This is a target that changes the DSCP (Differentiated Services Field) marks inside a packet. The DSCP target is able to set any DSCP value inside a TCP packet, which is a way of telling routers the priority of the packet in question. For more information about DSCP, look at the RFC 2474 - Definition of the Differentiated Services Field (DS Field) in the IPv4 and IPv6 Headers RFC document.

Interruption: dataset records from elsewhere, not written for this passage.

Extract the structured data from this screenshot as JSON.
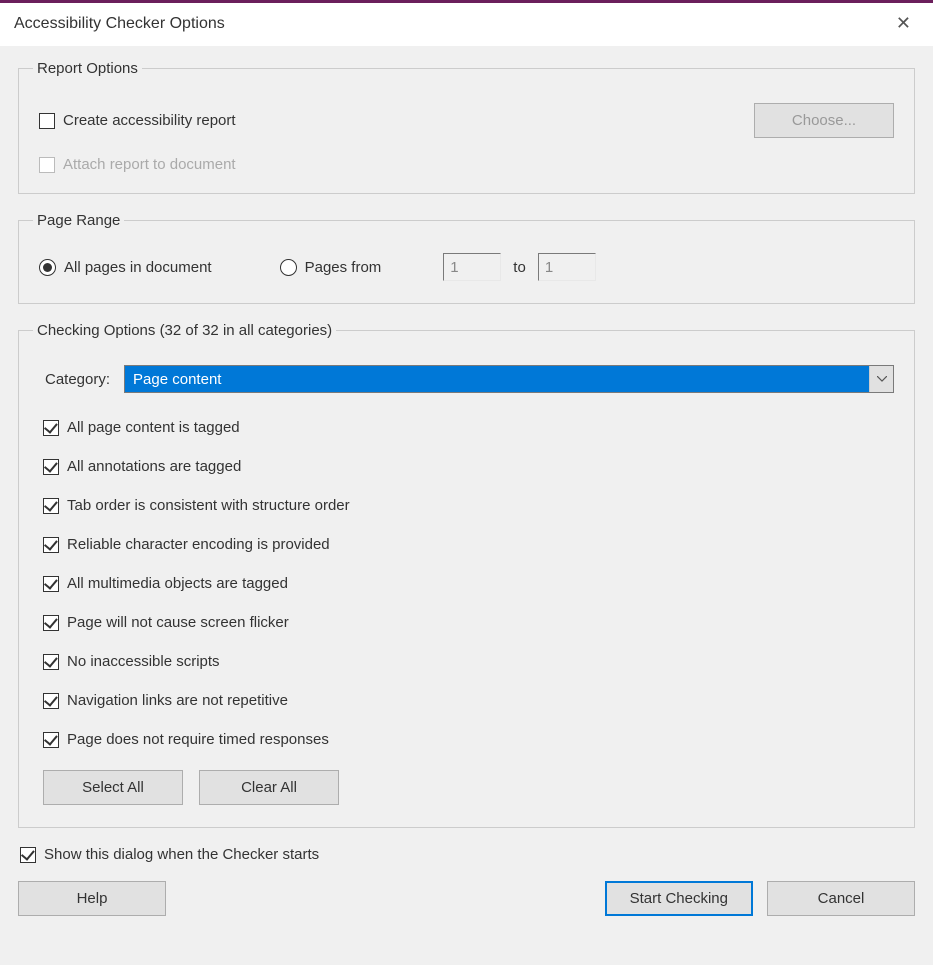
{
  "title": "Accessibility Checker Options",
  "reportOptions": {
    "legend": "Report Options",
    "createReport": {
      "label": "Create accessibility report",
      "checked": false
    },
    "attachReport": {
      "label": "Attach report to document",
      "checked": false,
      "disabled": true
    },
    "chooseBtn": "Choose..."
  },
  "pageRange": {
    "legend": "Page Range",
    "allPages": {
      "label": "All pages in document",
      "selected": true
    },
    "pagesFrom": {
      "label": "Pages from",
      "selected": false
    },
    "fromValue": "1",
    "toLabel": "to",
    "toValue": "1"
  },
  "checkingOptions": {
    "legend": "Checking Options (32 of 32 in all categories)",
    "categoryLabel": "Category:",
    "categoryValue": "Page content",
    "checks": [
      {
        "label": "All page content is tagged",
        "checked": true
      },
      {
        "label": "All annotations are tagged",
        "checked": true
      },
      {
        "label": "Tab order is consistent with structure order",
        "checked": true
      },
      {
        "label": "Reliable character encoding is provided",
        "checked": true
      },
      {
        "label": "All multimedia objects are tagged",
        "checked": true
      },
      {
        "label": "Page will not cause screen flicker",
        "checked": true
      },
      {
        "label": "No inaccessible scripts",
        "checked": true
      },
      {
        "label": "Navigation links are not repetitive",
        "checked": true
      },
      {
        "label": "Page does not require timed responses",
        "checked": true
      }
    ],
    "selectAll": "Select All",
    "clearAll": "Clear All"
  },
  "showDialog": {
    "label": "Show this dialog when the Checker starts",
    "checked": true
  },
  "footer": {
    "help": "Help",
    "start": "Start Checking",
    "cancel": "Cancel"
  }
}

Basically, DSCP is a way of differentiating different services into separate categories, and based on this, give them different priority through the routers. This way, you can give interactive TCP sessions (such as telnet, SSH, POP3) a very high fast connection, that may not be very suitable for large bulk transfers. If on the other hand the connection is one of low importance (SMTP, or whatever you classify as low priority), you could send it over a large bulky network with worse latency than the other network, that is cheaper to utilize than the faster and lower latency connections.

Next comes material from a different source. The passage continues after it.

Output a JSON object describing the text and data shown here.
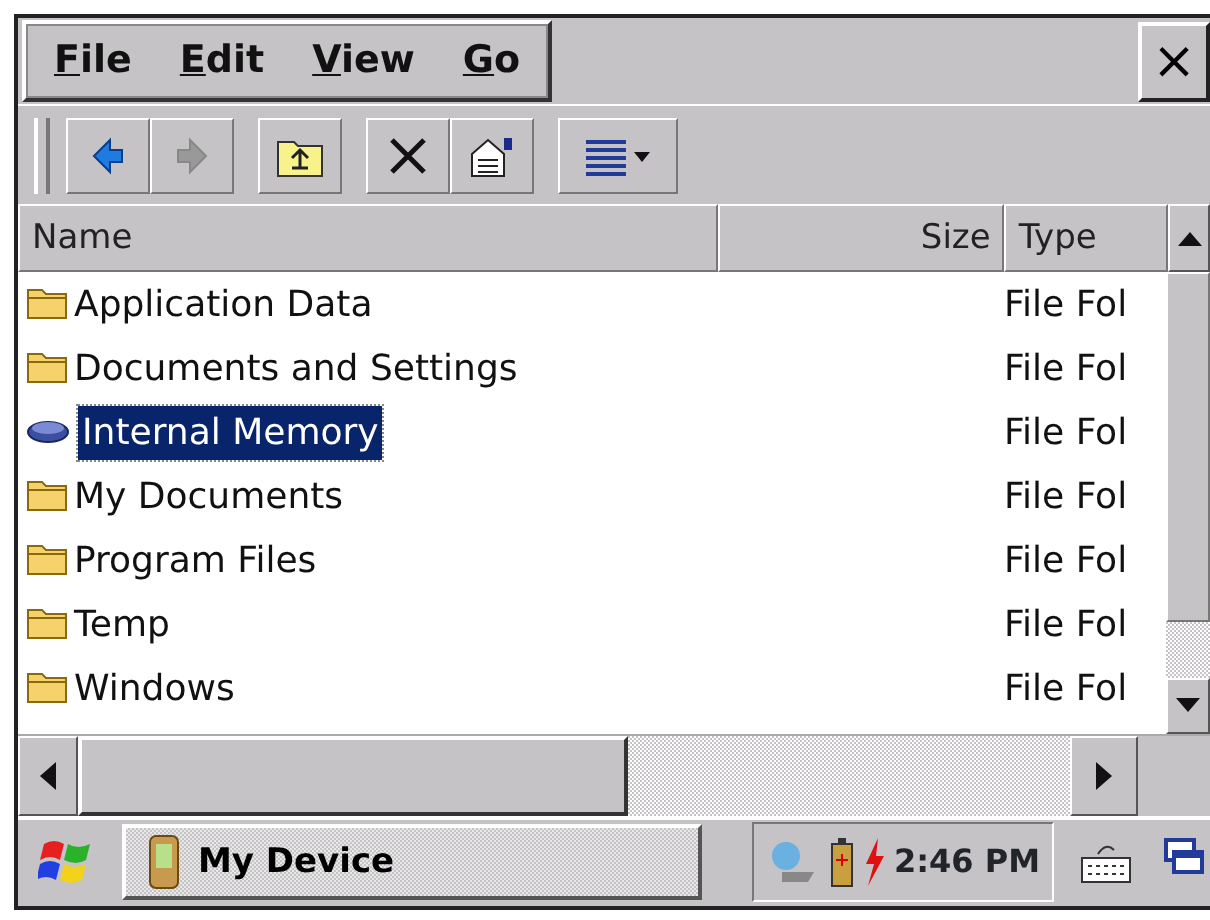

Table 11-3. DSCP target options
|Example||iptables -t mangle -A FORWARD -p tcp --dport 80 -j DSCP --set-dscp 1|
|Explanation||This sets the DSCP value to the specified value. The values can be set either via class, see below, or with the --set-dscp, which takes either an integer value, or a hex value.|
|Example||iptables -t mangle -A FORWARD -p tcp --dport 80 -j DSCP --set-dscp-class EF|
|Explanation||This sets the DSCP field according to a predefined DiffServ class. Some of the possible values are EF, BE and the CSxx and AFxx values available. You can find more information at Implementing Quality of Service Policies with DSCP site. Do note that the --set-dscp-class and --set-dscp commands are mutually exclusive, which means you can not use both of them in the same command!|
Works under Linux kernel 2.3, 2.4, 2.5 and 2.6.